MP opens channel for Osborne probe over RBS share sale
A Labour MP has accused the British Government of “rewarding their cronies and cheating the taxpayer” through its decision to sell-off the first tranche of state-owned shares in Royal Bank of Scotland.
Chancellor George Osborne is facing a potential probe into his decision to sell the shares after former Labour minister Helen Goodman yesterday told MPs she has written to the National Audit Office (NAO) to ask it to assess the deal’s value for money.
Te sale raised £2.1 billion – a loss of about £1bn and a result that Goodman labelled a “disaster”.
He remarks came as a cross-party group of MPs called on the Government to consider suspending the further sale of shares while it looks at alternative options.

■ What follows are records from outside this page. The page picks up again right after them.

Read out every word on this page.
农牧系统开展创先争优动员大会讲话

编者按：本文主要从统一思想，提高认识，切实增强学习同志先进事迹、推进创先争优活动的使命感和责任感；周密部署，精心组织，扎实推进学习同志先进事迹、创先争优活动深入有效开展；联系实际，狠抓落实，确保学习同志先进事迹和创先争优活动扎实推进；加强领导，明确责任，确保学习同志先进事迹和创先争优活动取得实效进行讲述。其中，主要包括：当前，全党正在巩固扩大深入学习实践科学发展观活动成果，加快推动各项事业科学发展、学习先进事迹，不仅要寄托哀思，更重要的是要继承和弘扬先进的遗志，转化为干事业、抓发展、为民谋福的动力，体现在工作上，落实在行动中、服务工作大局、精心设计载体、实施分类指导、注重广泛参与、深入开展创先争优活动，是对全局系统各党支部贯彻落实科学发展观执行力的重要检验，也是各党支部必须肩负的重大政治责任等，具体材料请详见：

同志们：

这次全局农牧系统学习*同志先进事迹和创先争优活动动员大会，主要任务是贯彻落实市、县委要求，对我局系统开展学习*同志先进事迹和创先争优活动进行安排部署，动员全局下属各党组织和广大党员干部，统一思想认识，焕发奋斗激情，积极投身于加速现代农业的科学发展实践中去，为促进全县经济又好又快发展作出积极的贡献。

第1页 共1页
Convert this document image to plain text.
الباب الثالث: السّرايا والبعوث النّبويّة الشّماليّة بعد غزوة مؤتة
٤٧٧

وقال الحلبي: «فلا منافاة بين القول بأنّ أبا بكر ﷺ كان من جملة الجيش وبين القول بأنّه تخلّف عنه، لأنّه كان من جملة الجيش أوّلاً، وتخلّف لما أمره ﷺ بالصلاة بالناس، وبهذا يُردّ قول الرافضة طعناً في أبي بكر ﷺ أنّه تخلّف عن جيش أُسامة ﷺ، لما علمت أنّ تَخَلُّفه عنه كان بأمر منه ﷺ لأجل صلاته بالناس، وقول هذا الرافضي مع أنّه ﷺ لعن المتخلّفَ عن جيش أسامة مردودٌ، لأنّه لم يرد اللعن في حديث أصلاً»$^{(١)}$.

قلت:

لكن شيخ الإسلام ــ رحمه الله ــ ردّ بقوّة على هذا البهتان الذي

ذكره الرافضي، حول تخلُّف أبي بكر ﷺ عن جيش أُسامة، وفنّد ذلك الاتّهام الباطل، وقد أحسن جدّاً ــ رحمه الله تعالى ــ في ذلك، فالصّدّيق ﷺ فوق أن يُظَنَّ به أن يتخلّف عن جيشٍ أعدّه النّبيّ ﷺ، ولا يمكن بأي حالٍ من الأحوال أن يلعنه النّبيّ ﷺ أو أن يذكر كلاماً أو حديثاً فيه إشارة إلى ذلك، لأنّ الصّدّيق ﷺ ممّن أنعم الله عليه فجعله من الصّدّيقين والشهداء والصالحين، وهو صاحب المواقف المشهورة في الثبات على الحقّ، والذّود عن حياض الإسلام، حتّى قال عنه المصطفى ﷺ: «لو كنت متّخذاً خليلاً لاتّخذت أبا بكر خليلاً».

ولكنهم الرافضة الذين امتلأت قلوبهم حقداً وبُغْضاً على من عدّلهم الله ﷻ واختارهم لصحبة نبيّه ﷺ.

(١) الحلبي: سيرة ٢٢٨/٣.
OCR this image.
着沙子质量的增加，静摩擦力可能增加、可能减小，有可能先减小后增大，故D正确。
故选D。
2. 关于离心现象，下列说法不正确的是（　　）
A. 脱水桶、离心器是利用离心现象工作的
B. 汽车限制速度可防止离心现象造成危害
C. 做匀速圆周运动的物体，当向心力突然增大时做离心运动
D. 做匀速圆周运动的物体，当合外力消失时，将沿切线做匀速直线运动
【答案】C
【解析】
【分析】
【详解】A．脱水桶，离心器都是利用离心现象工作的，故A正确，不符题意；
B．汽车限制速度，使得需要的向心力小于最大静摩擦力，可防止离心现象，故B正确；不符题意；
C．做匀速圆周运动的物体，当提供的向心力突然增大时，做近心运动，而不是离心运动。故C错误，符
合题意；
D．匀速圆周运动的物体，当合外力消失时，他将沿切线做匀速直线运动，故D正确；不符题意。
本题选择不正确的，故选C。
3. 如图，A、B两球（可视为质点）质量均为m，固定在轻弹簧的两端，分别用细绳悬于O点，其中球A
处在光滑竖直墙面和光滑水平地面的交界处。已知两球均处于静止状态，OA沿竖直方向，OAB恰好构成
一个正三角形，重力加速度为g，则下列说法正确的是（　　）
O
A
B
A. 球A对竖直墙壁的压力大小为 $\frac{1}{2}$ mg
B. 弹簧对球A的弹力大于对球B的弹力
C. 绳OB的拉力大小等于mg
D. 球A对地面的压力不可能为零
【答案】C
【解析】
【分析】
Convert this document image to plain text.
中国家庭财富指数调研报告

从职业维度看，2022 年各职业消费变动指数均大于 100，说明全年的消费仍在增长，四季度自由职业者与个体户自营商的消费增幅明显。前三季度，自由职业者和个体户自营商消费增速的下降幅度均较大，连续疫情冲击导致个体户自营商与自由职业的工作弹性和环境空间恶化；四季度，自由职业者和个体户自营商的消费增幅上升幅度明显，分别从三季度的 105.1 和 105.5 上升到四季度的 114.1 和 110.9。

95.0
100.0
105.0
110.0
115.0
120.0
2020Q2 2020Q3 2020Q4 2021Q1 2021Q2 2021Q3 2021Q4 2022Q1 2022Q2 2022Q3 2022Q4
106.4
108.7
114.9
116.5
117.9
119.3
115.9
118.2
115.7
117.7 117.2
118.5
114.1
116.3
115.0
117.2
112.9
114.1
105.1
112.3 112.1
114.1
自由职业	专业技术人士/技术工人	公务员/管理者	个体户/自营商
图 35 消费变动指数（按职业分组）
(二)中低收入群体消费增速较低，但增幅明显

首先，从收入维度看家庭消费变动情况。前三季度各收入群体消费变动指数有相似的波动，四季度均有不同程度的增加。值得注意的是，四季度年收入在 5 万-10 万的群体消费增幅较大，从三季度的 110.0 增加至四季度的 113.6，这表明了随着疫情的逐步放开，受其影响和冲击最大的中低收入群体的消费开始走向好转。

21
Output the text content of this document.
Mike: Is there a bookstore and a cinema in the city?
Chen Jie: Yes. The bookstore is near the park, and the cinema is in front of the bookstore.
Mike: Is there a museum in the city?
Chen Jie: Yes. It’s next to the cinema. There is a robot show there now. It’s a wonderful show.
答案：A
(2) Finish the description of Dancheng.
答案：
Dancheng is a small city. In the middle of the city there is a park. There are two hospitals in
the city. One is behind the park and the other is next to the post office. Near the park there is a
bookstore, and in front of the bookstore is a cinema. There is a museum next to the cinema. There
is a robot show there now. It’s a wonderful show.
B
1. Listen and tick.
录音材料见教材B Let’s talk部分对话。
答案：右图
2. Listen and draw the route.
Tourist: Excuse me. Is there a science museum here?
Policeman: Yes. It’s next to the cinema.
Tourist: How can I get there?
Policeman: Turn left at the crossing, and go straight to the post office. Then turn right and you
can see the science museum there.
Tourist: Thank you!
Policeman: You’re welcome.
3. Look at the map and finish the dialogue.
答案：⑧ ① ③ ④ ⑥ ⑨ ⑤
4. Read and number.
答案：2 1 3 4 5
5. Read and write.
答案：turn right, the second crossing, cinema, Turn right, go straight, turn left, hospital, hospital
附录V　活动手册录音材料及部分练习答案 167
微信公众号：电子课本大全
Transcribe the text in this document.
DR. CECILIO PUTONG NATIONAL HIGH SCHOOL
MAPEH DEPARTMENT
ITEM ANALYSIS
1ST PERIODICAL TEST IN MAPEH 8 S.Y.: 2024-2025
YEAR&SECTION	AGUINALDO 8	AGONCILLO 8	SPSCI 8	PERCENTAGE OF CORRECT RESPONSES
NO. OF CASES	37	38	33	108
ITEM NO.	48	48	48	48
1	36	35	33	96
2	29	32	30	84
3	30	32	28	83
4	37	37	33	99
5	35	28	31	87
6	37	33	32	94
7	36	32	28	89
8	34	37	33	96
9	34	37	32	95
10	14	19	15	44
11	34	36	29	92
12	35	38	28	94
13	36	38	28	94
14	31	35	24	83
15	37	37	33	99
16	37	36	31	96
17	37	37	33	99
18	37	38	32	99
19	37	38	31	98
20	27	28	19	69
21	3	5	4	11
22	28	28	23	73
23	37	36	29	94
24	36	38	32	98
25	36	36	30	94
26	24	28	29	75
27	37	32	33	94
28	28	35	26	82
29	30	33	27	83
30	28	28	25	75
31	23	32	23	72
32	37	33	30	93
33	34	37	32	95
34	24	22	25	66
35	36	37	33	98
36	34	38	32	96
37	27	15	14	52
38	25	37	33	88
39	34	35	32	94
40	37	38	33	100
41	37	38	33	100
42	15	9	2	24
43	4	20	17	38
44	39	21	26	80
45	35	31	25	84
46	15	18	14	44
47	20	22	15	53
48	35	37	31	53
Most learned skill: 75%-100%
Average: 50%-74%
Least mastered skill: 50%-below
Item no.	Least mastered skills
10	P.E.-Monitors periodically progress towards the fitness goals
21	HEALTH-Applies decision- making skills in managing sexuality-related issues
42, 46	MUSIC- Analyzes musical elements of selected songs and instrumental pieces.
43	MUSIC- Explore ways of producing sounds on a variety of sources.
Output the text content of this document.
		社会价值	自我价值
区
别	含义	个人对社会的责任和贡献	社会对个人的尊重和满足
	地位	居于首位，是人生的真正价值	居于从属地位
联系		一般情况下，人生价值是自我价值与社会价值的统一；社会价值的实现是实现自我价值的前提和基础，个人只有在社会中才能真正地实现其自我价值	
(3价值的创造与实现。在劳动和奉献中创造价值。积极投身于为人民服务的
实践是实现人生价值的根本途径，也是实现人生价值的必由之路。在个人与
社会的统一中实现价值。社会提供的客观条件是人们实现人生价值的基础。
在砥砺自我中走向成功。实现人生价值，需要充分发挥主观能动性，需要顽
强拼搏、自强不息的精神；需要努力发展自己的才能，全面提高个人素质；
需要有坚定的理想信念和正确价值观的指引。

The Treasury announced in August it had reduced its stake in RBS from 78.3 per cent to 72.9 per cent, selling the shares at 330p after initially buying them for approximately 500p.
It came seven years after the Government rescued RBS with a £45.5bn bailout at the height of the financial crisis.
Speaking during a debate on RBS, former Treasury civil servant Ms Goodman told the Commons: “One respect in which this share sale is a disaster is that the timing and price of the sale which the Chancellor of the Exchequer has chosen means a loss to taxpayers estimated by his own advisers at £7bn.
“The taxpayer has been given no justification for this and I believe the NAO should look into it.”